The trouble is as you blend this across complex structures, what is hidden beyond the simple structure of two diamonds is more problematic than we often consider at first sight.
As you step back and open up new ways of seeing a problem space, designing through moments like these can feel like you are treading in mud. For those experiencing design thinking for the first time, it can make you feel like you’ve taken a step back too far.
This can cause huge frustrations, for individuals, teams and project sponsors, with the design lead needing an empathetic approach to listening and working alongside teams to help them unlearn and see the world around them through a different lens. This design learning is a key step in re-framing problems together.
I’d like to focus in on the left diamond, as I see its ability is not only to step back and re-frame, but to also educate the design team to relearn three important rules;
1. Consensus around the problem you are trying to tackle earlier
2. Alignment of teams across internal and external services
3. Helping to improve communication across all touch points
In a world of complexity where we lean heavily on data to provide all of the evidence we desire, the ability to step back and become more human is needed more and more. The re-framing of a problem space together feels counter to our need to produce an urgent answer.

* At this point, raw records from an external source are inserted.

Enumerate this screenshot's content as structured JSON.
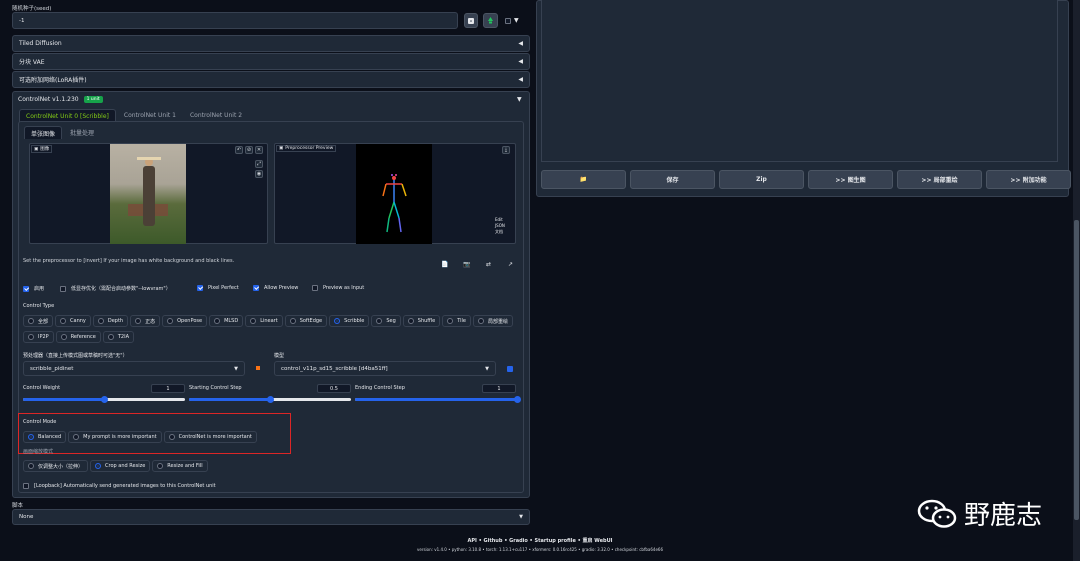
{
  "seed": {
    "label": "随机种子(seed)",
    "value": "-1"
  },
  "accordions": [
    {
      "title": "Tiled Diffusion",
      "arrow": "◀"
    },
    {
      "title": "分块 VAE",
      "arrow": "◀"
    },
    {
      "title": "可选附加网络(LoRA插件)",
      "arrow": "◀"
    }
  ],
  "controlnet": {
    "title": "ControlNet v1.1.230",
    "badge": "1 unit",
    "arrow": "▼",
    "unit_tabs": [
      "ControlNet Unit 0 [Scribble]",
      "ControlNet Unit 1",
      "ControlNet Unit 2"
    ],
    "image_tabs": [
      "单张图像",
      "批量处理"
    ],
    "image_label": "图像",
    "preview_label": "Preprocessor Preview",
    "preview_buttons": [
      "Edit",
      "JSON",
      "文档"
    ],
    "hint": "Set the preprocessor to [invert] If your image has white background and black lines.",
    "checkboxes": [
      {
        "label": "启用",
        "checked": true
      },
      {
        "label": "低显存优化（需配合启动参数\"--lowvram\"）",
        "checked": false
      },
      {
        "label": "Pixel Perfect",
        "checked": true
      },
      {
        "label": "Allow Preview",
        "checked": true
      },
      {
        "label": "Preview as Input",
        "checked": false
      }
    ],
    "control_type_label": "Control Type",
    "control_types_row1": [
      "全部",
      "Canny",
      "Depth",
      "正态",
      "OpenPose",
      "MLSD",
      "Lineart",
      "SoftEdge",
      "Scribble",
      "Seg",
      "Shuffle",
      "Tile",
      "局部重绘"
    ],
    "control_types_row2": [
      "IP2P",
      "Reference",
      "T2IA"
    ],
    "control_type_selected": "Scribble",
    "preprocessor_label": "预处理器（直接上传模式图或草稿时可选\"无\"）",
    "preprocessor_value": "scribble_pidinet",
    "model_label": "模型",
    "model_value": "control_v11p_sd15_scribble [d4ba51ff]",
    "sliders": [
      {
        "label": "Control Weight",
        "value": "1",
        "fraction": 0.5
      },
      {
        "label": "Starting Control Step",
        "value": "0.5",
        "fraction": 0.5
      },
      {
        "label": "Ending Control Step",
        "value": "1",
        "fraction": 1.0
      }
    ],
    "control_mode_label": "Control Mode",
    "control_modes": [
      "Balanced",
      "My prompt is more important",
      "ControlNet is more important"
    ],
    "control_mode_selected": "Balanced",
    "resize_label": "画面缩放模式",
    "resize_modes": [
      "仅调整大小（拉伸）",
      "Crop and Resize",
      "Resize and Fill"
    ],
    "resize_selected": "Crop and Resize",
    "loopback_label": "[Loopback] Automatically send generated images to this ControlNet unit"
  },
  "script": {
    "label": "脚本",
    "value": "None"
  },
  "output_buttons": [
    "📁",
    "保存",
    "Zip",
    ">> 图生图",
    ">> 局部重绘",
    ">> 附加功能"
  ],
  "footer": {
    "links": "API  •  Github  •  Gradio  •  Startup profile  •  重启 WebUI",
    "versions": "version: v1.4.0  •  python: 3.10.8  •  torch: 1.13.1+cu117  •  xformers: 0.0.16rc425  •  gradio: 3.32.0  •  checkpoint: cbfba64e66"
  },
  "watermark": "野鹿志",
  "colors": {
    "bg": "#0b0f19",
    "panel": "#1f2937",
    "accent": "#2563eb",
    "green": "#84cc16",
    "highlight": "#dc2626"
  }
}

The ambiguity felt within the ‘left diamond’ is a great space to kick start an idea, but it can often be a lonely space to stand with your team, armed only with a box of sticky backed pieces of paper – and a set of large black markers! By stepping back you also begin to open up a wider set of hidden cultural issues that can, if not managed well, suffocate the project.
The left diamond can have the most impact early on in projects, from finding collective insights to cross-pollinating ways of seeing gaps and opportunities together and deciding how to deliver change.

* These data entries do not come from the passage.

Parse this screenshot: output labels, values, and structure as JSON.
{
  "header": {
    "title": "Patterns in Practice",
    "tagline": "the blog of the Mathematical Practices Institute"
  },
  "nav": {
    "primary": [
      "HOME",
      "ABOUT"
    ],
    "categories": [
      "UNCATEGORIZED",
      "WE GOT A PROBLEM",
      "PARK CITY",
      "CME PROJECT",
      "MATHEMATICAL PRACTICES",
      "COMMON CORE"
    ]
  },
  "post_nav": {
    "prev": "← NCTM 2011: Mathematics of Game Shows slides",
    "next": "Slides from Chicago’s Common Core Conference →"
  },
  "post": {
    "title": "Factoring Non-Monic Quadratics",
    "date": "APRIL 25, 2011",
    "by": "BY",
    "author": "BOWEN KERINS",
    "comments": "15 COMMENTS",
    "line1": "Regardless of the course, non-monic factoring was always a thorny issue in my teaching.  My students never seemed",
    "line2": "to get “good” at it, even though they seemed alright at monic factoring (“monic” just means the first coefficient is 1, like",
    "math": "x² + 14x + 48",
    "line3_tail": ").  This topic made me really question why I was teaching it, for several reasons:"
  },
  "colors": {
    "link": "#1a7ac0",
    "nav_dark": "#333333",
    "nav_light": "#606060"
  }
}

As individuals, we are driven by pressures from personal KPI’s and organisational structure that naturally make us want to run towards an answer. The left diamond allows people to step back and ask bigger questions of themselves and the organisation that they work within. This can have a positive impact on their ability to see and feel projects from many new unseen angles. The results I have experienced have fundamentally changed the way people unlearn and rethink products and services. The benefit is often better ‘joined up’ services and experiences for internal teams and for end users alike.
The left diamond for the next 15 years needs a new purpose. I believe we should amplify and build on how ‘design learning’ and the education through problem solving collaboratively, has more strategic value than we give it credit sometimes.
What design thinking and the two diamond’s do is help blend digital-led products with human and physical infrastructure earlier on in the product cycle or journey.